President-elect Donald Trump’s victory may push some M&A deal announcements into early next year, as firms feel more confident that current tax rates will remain in place in coming years, according to several industry experts.
The looming potential for tax rate changes depending on the election’s outcome led some firms to race to close deals in 2024, as Kamala Harris had pledged to increase taxes on long-term capital gains, which could have impacted dealmakers’ profits. Additionally, the Tax Cuts and Jobs Act passed in 2017 during Trump’s first term was set to sunset next year.
Trump’s victory means the rates enacted in that bill are likely to be extended, according to Jessica Polito, the founder and principal of Turkey Hill Management, which counsels firms on M&A deals.
“I think some of the deals that were being pushed to close by the end of the year will be on track to close,” Polito said. “Others that really could have benefitted from another week or two can now take that week or two.”
According to DeVoe & Company, this past October, RIA M&A activity had the highest monthly transaction volume on record, with 39 deals in total. It surpassed the previous record of 33 deals in January 2021. Year-to-date through the end of October, deal volume was up 12% from last year, with 232 deals in total. Overall, 83% of the deals involved private equity or private equity-backed firms, compared to DeVoe’s typical recorded average of 70% of RIA deals.
Despite the tumult and volatility surrounding the election, the industry’s M&A environment is “as robust as we’ve ever seen,” according to Alaris Acquisitions CEO Allen Darby. The industry’s demographics (with older owners seeking to sell) also suggest that the trend is unlikely to abate anytime soon.
“Then you couple that with the depth of the buyer roster (that) is substantially larger than what it was in years past, with new buyer entrants and capital providers coming into the fold,” Darby said. “So both of those things continuing to mature, in my view, sets up the stage for a very active M&A market for the foreseeable future.”

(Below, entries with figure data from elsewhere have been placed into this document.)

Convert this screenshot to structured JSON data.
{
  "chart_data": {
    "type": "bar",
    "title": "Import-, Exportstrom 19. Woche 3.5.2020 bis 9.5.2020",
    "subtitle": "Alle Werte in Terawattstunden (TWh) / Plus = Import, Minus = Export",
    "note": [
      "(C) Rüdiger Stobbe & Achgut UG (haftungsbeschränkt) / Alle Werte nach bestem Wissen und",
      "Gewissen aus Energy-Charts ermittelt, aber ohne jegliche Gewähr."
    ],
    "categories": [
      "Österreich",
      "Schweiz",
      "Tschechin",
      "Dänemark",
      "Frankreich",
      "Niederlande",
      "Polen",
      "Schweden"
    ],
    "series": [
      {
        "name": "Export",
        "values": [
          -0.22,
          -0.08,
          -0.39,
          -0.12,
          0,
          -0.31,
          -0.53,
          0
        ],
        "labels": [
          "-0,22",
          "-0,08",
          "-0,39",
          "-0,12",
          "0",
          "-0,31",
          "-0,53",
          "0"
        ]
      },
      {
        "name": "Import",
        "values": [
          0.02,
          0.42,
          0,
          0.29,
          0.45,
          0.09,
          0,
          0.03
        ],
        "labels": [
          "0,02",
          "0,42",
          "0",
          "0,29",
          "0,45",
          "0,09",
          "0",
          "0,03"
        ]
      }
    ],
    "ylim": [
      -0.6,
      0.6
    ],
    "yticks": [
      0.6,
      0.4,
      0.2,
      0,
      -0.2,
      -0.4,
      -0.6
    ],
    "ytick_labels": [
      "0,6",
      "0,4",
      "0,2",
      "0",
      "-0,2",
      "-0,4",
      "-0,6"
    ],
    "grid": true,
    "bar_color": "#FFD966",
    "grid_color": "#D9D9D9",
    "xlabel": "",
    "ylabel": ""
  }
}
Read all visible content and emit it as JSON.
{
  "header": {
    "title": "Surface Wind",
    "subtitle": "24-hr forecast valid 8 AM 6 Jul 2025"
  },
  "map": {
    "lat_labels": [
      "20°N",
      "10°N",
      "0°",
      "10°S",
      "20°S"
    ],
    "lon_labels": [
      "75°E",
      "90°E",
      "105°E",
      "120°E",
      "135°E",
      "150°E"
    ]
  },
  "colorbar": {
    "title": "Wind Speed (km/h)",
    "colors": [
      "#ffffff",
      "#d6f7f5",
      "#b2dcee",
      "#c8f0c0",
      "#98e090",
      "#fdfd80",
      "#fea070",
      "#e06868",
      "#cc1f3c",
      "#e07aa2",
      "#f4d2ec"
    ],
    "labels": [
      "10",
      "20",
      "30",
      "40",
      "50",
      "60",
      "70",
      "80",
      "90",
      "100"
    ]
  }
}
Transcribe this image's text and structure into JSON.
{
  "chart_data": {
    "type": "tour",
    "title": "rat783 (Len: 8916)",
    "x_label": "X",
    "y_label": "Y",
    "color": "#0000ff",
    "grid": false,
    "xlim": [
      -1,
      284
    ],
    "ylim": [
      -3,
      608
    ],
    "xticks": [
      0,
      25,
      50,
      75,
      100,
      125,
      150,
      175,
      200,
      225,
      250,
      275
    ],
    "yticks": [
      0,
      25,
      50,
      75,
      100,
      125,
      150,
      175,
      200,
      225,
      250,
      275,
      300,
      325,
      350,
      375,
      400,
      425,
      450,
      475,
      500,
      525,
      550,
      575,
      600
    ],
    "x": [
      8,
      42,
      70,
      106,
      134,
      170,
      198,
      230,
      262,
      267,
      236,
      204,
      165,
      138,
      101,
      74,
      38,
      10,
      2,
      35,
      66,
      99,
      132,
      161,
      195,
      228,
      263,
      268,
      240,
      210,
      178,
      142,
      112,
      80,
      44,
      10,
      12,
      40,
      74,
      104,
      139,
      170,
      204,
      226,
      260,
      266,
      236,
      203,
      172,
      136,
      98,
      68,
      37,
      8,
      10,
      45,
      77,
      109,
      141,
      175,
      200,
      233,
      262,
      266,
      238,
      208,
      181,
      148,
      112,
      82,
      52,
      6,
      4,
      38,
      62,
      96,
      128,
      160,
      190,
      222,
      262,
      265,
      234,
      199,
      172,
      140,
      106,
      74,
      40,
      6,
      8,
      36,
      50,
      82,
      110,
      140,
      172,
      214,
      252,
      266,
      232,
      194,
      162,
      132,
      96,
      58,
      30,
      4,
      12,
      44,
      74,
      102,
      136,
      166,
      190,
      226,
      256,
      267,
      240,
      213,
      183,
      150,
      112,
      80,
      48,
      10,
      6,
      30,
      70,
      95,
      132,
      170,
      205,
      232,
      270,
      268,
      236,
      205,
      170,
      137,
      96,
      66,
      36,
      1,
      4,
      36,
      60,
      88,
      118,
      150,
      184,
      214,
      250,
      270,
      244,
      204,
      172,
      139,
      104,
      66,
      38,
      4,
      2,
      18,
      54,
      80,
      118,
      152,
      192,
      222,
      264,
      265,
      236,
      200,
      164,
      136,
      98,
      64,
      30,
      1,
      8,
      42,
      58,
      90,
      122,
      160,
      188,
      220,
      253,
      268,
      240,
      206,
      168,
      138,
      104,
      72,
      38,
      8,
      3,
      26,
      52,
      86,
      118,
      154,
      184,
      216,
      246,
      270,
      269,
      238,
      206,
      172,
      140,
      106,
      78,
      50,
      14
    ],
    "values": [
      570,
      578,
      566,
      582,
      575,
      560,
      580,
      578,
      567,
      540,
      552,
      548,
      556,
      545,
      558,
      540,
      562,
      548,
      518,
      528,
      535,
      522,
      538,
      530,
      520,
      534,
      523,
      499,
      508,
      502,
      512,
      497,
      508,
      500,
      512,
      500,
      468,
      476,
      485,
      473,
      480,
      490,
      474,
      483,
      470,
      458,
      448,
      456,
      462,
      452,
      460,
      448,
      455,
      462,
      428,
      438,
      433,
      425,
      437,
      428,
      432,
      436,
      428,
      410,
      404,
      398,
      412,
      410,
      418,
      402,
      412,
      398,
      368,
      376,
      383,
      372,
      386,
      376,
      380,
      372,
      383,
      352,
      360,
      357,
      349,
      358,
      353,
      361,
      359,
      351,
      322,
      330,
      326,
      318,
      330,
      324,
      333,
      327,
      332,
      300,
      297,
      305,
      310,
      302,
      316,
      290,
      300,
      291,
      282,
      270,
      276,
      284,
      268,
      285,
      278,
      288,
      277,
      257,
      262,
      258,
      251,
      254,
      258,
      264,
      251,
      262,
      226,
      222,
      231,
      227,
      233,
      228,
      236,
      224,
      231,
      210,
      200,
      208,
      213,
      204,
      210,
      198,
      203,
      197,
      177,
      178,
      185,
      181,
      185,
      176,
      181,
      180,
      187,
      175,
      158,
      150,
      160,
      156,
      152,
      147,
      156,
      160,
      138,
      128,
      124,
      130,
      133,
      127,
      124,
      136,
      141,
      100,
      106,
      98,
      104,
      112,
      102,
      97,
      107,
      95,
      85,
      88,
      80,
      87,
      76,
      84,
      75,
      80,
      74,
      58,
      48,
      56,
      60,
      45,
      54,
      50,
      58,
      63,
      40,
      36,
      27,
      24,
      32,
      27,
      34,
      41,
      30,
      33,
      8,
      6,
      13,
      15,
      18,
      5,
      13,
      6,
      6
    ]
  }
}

Along with the election’s outcome, the industry (and the country as a whole) has eyed the Federal Reserve, which in recent months announced two cuts to the target range for the federal funds rate for a cumulative 75 basis points (with indications of additional cuts in the coming year) after a multi-year run of hiking (and holding) rates while combating inflation.
When asked the day after the election, Polito speculated the Fed had been holding back from announcing rate cuts immediately before the election to avoid the appearance of playing politics. Sure enough, the Federal Reserve cut its target by 25 basis points the following Thursday.
“And I think the implication as far as M&A goes is that we might start to see a shift back to more cash and less equity in transactions as borrowing continues to get cheaper,” she said.
Darby agreed and said most advisors are factoring in a “minor reduction” in today’s interest rates rather than more drastic cuts.
But Darby’s question mark for Trump’s agenda remained his tariff proposals, where it remains to be seen whether proposed tariffs of 60% to 100% on Chinese goods and tariffs between 10% and 20% on all imports are “saber-rattling” or will fully come to fruition. Darby said this could impact inflation and market volatility, but he expected most volatility to be short-lived.
“If the market is performing well, wealth management businesses are going to do great,” he said.